After all, as Mr. Tholl noted, it was the Canadian Medical Association that first proposed a national health-insurance program back in 1933.
That was "way, way, way before governments were even thinking about it," he said. "So, I like to think, in many respects, it's almost a return to the basic sense of the most caring of the caring professions." "

*
With this background to the CHA, is it surprising that six months after this story was written, Quebec's Chaoulli decision came in June of 2005? Some Canadians were wondering what took so long. The damaging consequence of state-run, single-payer monopoly medicine was successfully challenged. The promises that the CHA makes are broken in practice all the time. For years, provincial governments, through sheer inertia, were able to simply bulldoze, dismiss, bluster, and gloss over the accruing problems festering under utopian-CHA cover. We wanted to believe the snake-oil that Douglas, Tholl and Begin, Romanow, the CLC and Trudeau were selling, and for years the charade of sustainability and the perception of a government-orchestrated, yet market-receptive healthcare system were seemingly working before our very eyes. A true wonder - doctors who don't know about Visa machines, while central-planner bureaucrats bribe provinces to interfere with the healthcare market!

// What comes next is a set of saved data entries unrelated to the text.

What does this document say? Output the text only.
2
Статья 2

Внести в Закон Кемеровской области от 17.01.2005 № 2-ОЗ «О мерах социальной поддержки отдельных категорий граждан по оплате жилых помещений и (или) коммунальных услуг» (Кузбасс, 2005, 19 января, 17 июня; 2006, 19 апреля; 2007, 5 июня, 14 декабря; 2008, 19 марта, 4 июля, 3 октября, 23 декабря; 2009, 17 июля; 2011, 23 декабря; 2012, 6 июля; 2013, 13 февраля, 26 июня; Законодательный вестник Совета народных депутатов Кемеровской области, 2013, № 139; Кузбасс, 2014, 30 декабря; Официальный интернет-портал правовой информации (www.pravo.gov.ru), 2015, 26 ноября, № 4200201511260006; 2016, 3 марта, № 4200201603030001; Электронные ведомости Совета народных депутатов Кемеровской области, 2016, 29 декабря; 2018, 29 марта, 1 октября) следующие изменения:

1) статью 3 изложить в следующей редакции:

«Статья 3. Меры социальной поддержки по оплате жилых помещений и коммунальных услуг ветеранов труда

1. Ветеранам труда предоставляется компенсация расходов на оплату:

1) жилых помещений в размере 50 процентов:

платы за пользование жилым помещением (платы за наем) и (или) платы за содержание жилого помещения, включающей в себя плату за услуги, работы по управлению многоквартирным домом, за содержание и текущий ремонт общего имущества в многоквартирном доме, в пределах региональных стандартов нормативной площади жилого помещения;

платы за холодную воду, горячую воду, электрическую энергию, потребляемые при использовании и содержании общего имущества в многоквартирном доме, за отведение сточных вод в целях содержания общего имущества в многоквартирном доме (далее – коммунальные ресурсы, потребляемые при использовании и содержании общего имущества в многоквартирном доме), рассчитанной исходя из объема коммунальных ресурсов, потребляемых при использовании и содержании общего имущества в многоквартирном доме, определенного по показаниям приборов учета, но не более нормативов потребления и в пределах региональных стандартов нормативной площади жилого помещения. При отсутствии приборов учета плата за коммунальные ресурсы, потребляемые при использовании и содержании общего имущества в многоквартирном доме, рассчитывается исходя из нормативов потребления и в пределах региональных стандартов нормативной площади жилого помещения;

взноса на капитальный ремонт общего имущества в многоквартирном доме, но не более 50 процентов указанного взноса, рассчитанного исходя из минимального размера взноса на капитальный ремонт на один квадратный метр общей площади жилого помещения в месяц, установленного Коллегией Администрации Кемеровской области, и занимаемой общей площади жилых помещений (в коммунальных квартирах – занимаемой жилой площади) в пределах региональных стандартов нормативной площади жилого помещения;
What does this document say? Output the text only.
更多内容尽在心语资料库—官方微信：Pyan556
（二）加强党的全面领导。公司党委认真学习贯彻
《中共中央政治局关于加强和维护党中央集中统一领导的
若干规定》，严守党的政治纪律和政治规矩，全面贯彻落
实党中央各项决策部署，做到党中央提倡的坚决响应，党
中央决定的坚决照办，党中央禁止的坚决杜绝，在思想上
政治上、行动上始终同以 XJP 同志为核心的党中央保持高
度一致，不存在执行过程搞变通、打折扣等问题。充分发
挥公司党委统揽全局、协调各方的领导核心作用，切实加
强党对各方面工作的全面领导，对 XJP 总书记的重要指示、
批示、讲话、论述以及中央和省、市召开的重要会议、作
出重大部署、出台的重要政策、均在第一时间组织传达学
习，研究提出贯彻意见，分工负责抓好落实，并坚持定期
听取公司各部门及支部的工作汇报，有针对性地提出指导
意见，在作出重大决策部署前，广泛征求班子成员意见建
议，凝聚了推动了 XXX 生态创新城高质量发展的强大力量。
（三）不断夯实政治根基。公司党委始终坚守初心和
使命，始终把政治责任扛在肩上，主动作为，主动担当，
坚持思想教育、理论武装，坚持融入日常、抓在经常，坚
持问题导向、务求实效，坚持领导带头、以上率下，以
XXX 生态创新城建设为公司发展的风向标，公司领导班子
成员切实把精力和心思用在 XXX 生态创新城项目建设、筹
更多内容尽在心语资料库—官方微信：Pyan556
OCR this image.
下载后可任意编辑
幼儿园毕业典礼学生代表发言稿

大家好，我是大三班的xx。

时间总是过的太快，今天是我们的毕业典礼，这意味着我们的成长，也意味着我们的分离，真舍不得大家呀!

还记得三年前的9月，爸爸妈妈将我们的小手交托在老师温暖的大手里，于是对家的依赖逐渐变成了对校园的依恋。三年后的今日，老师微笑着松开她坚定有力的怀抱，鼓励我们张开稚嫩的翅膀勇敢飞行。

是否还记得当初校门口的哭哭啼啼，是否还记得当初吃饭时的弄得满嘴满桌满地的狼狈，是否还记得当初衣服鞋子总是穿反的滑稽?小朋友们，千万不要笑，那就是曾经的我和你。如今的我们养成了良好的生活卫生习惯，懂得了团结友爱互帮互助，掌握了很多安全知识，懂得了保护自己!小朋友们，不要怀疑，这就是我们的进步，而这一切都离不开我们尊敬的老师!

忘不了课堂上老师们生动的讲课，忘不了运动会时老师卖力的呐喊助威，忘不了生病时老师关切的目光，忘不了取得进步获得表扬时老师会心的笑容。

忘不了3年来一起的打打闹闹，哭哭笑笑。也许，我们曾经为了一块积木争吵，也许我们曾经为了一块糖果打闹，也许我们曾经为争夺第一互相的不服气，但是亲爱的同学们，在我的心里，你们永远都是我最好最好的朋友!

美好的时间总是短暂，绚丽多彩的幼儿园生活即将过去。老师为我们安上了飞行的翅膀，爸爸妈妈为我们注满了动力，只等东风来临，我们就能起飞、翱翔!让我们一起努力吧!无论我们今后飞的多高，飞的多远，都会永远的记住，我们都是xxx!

Nothing wrong with that "libertarian" picture at all!
Which leads us to 2007, and the healthcare mess Ontario is in now, after two decades of Thollist-style market manipulation: Ontario is now also facing its own constitutional healthcare court challenge. Individuals are only now able to fight back against the no-patient-choice medicare menace which ostensibly was supposed to help them, but is now working against patients, and almost killing them.
The collective must answer to the individual. Or, do we believe that the individual must submit to the collective?
I believe the Canada Health Act must be reformed to preclude it from being utilized as a cover, an enabler, an apologist, for authoritarian collectivized health-care.
It's utter stupidity to passively maintain this Liberal charade.